Back in November, a district court sentenced Lee Joon-seok to 36 years in prison for negligence and abandoning passengers in need but acquitted him of homicide. Victims’ relatives criticised the verdict at the time, saying it was too lenient. Prosecutors earlier had demanded the death penalty for Lee.
Lee’s sentence was increased because the Gwangju High Court additionally convicted him on the homicide charges while upholding most of other charges that led to his November conviction, according to a court statement.
The appellate court sentenced 14 other navigation crew members to 18 months to 12 years in prison, the court statement said. In November they had received sentences of five to 30 years in prison. Court spokesman Jeon Ilho said both prosecutors and the crew members have one week to appeal the verdicts.
Most of the victims were teenagers travelling to a southern island for a school trip.
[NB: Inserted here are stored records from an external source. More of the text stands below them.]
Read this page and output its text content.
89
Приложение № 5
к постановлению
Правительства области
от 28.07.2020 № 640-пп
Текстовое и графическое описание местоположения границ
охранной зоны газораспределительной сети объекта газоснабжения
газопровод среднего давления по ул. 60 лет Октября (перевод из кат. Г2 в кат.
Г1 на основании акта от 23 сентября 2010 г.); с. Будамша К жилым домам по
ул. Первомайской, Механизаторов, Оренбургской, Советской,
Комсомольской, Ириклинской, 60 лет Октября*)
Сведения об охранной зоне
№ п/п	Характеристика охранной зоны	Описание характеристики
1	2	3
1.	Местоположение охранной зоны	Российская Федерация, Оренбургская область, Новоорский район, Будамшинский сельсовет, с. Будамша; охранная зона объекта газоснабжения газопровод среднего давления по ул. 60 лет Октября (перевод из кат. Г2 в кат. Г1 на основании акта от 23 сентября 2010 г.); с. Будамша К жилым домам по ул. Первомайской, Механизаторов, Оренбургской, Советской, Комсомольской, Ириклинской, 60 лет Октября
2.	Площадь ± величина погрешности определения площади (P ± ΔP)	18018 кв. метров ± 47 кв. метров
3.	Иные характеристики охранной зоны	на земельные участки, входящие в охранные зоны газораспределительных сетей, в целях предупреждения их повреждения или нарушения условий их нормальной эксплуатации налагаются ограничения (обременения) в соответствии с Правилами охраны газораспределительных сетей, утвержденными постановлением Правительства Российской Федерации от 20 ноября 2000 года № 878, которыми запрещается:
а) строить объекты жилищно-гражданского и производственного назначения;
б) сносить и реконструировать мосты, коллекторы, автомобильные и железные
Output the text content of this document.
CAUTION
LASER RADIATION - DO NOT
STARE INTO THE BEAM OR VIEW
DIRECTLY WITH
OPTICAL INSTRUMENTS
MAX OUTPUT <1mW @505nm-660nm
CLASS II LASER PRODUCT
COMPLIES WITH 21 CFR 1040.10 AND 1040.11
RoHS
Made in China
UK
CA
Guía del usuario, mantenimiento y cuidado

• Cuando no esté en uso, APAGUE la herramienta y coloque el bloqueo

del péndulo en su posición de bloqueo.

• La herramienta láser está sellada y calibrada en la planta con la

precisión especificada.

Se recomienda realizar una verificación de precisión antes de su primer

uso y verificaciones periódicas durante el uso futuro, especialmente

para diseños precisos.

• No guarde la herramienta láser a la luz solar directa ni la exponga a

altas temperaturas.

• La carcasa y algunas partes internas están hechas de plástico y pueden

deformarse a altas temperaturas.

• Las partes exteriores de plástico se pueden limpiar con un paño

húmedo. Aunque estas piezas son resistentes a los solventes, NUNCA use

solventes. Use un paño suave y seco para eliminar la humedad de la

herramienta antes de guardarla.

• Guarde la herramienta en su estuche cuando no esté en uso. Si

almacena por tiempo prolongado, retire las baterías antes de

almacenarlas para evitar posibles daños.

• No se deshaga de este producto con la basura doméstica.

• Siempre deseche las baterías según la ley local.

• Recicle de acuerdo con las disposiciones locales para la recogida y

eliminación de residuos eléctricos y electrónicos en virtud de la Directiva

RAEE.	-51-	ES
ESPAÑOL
A total of 295 bodies have been retrieved but nine others remain missing.
Many student survivors have said they were repeatedly ordered over a loudspeaker to stay on the sinking ship and that they didn’t remember there being any evacuation orders made by crewmembers before they helped each other to flee the ship. Lee has said he issued an evacuation order.
A year after the April 2014 sinking, the South Korean government is still reeling from lingering public criticism of its handling of the incident, the country’s deadliest maritime disaster in decades. Violence occurred during a Seoul rally led by relatives and their supporters earlier this month, leaving dozens of people injured.
Last week, South Korea formally announced it would salvage the ship from the ocean floor off the country’s southwest coast. Relatives of the victims hope this might locate the missing, including four students, and help reveal more details about the disaster. Some experts are sceptical about those wishes and remain opposed to spending taxpayer’s money to lift the civilian vessel.
Officials say the salvage job is estimated to cost $91 million to $137 million and take 12 to 18 months.
Authorities blame excessive cargo, improper storage, botched negligence and other negligence for the vessel’s sinking, and have arrested about 140 people. Critics say higher-level officials haven’t been accountable.